'Blade Runner': The edge has grown dull
One of the most tinkered-with and talked-about films of the last 25 years, Blade Runner comes back to theaters today - locally the Ritz East - and back in three different DVD editions (two discs, four discs, or five) hitting stores on Dec. 18.
One of the most tinkered-with and talked-about films of the last 25 years,
Blade Runner
comes back to theaters today - locally the Ritz East - and back in three different DVD editions (two discs, four discs, or five) hitting stores on Dec. 18.
Officially, it's called Blade Runner: The Final Cut, with Ridley Scott - Sir Ridley now - having revisited his 1982 neo-noir, smoothing out a few plot wrinkles, digitally dusting off some special effects, adding key snippets of dubbing and dialogue. He's been shining up an old gem - at least, that's how it's remembered.
Blade Runner was the first of a slew of pics to be based on the prose of prolific, pill-popping sci-fi scribe Philip K. Dick. (Others: Screamers, Total Recall, Minority Report.) It was adapted (by Hampton Fancher and David Webb Peoples) from the novel Do Androids Dream of Electric Sheep? Dick died 31/2 months before the movie came out, but he had read a revised script, and seen a 40-minute reel, and was said to have approved.
Like meeting an old flame again many years later, or returning home after a lifetime away (you can't, says Thomas Wolfe), watching Blade Runner a quarter-century on is a strange, strangely unsatisfying experience.
I was pretty much in awe of Blade Runner's rain-drenched, dystopian beauty the first time I saw it, in a theater in Los Angeles - the city where Harrison Ford, as Rick Deckard, walks the mean streets, like Raymond Chandler's Philip Marlowe before him. Ford's Deckard is a terse, tough "Blade Runner" - a P.I. guy who hunts down replicants, androids, "skin jobs." They look and act like humans, but have been banned from Earth after a deadly uprising on an off-world colony.
The year is 2019, and the City of the Angels is a dark, claustrophobic place. Giant electronic billboards loom over the narrow, gridlocked streets. The architecture tends toward bulking Mayan pyramids, with gothic and Frank Lloyd Wright influences. Police hover-cars float above the mess; the signage is as much Japanese and Spanish as English.
Outside, jets of steam mix with slashing rain. Inside, it's smoky and dim, faces illuminated through the slats of blinds, filtered by shadow.

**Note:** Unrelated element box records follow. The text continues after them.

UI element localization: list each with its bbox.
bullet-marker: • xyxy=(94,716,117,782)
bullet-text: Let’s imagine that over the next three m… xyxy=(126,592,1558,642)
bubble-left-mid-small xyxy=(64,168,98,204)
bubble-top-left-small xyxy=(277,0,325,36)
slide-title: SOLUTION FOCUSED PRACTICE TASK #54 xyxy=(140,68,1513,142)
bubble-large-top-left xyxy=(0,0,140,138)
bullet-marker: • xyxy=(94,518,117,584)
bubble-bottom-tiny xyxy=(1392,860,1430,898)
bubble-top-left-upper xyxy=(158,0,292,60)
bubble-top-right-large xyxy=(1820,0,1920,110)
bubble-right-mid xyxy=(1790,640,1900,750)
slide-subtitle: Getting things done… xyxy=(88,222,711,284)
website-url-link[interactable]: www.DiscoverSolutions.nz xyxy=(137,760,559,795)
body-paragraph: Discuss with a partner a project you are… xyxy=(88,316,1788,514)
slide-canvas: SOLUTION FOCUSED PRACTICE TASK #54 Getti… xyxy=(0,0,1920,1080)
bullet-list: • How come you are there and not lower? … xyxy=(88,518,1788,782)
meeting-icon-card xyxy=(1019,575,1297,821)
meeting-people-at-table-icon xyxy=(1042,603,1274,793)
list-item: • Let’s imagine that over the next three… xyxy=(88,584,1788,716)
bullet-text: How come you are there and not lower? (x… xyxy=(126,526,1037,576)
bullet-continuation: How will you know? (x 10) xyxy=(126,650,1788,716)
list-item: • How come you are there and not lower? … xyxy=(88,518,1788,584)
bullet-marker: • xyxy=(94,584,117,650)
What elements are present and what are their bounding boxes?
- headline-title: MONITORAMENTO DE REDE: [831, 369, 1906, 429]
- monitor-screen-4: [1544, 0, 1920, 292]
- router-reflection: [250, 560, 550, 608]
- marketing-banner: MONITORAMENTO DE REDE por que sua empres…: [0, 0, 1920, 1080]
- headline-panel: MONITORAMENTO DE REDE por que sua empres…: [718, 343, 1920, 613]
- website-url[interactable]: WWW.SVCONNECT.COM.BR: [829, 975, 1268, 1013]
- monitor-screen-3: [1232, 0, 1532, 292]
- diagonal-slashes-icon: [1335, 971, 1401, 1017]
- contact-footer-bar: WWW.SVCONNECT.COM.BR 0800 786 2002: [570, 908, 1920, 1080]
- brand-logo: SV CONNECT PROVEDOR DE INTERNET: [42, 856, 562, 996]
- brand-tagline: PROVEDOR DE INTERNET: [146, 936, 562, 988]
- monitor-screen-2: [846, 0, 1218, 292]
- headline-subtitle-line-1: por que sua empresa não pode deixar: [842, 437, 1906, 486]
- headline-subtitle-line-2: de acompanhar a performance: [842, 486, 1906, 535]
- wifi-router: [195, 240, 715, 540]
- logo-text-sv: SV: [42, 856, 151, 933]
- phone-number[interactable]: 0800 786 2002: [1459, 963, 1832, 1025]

All that atmosphere - and Scott laid it on thick - is still there, of course, but it now seems kind of dopey, anachronistic, backlot. No one can predict the future, but directors - and production designers - have had a grand time imagining the decades and centuries to come. From Fritz Lang's glorious sci-fi silent, Metropolis, to Stanley Kubrick's 2001: A Space Odyssey, filmmakers have offered up visions of the future as cautionary tales, as conjecture, as cool stuff that they, and we, would like to see.
But now, Blade Runner just looks dinky, and quaint.
The version released in theaters in June 1982 was a studio job, wrested away from Scott, with an explanatory voice-over added, and a happy ending tagged on: Deckard, a human, walking into some bucolic nirvana in the company of Rachael (Sean Young), the sad-eyed, cigarette-smoking, 1940s fashion plate replicant he's come to care for.
Ten years later, Scott got the go-ahead to issue his own cut: Gone is Ford's somnambulant narration, out went that sunny denouement, and Scott made it pretty clear, too - irony of ironies - that Deckard himself is a replicant. What's his unicorn dream about anyway, and the origami that the cop Gaff (Edward James Olmos) leaves on Deckard's table?
Blade Runner: The Final Cut is essentially a fine-tuning of Sir Ridley's 1992 version. What hasn't been fine-tuned, however, are Ford's performance (wooden), and Young's (sexy, but one-note). Daryl Hannah, as the agile android who almost strangles Deckard with her gams, cartwheels around like a punky plaything - her presence among a menagerie of robotic toys adds a kinky twist to the proceedings, but also an unintentionally comedic one.
Rutger Hauer, as the head replicant Roy Batty, is fierce and fiery (and Aryan), and gets to deliver one of the better spiels in the film: "I've seen things you people wouldn't believe. Attack ships on fire off the shoulder of Orion. I watched C-beams glitter in the dark near the Tannhauser gate. All those moments will be lost in time, like tears in rain. Time to die."
Mortality. God. Man and machine. That's what Blade Runner is about. But it's not the masterpiece I remember.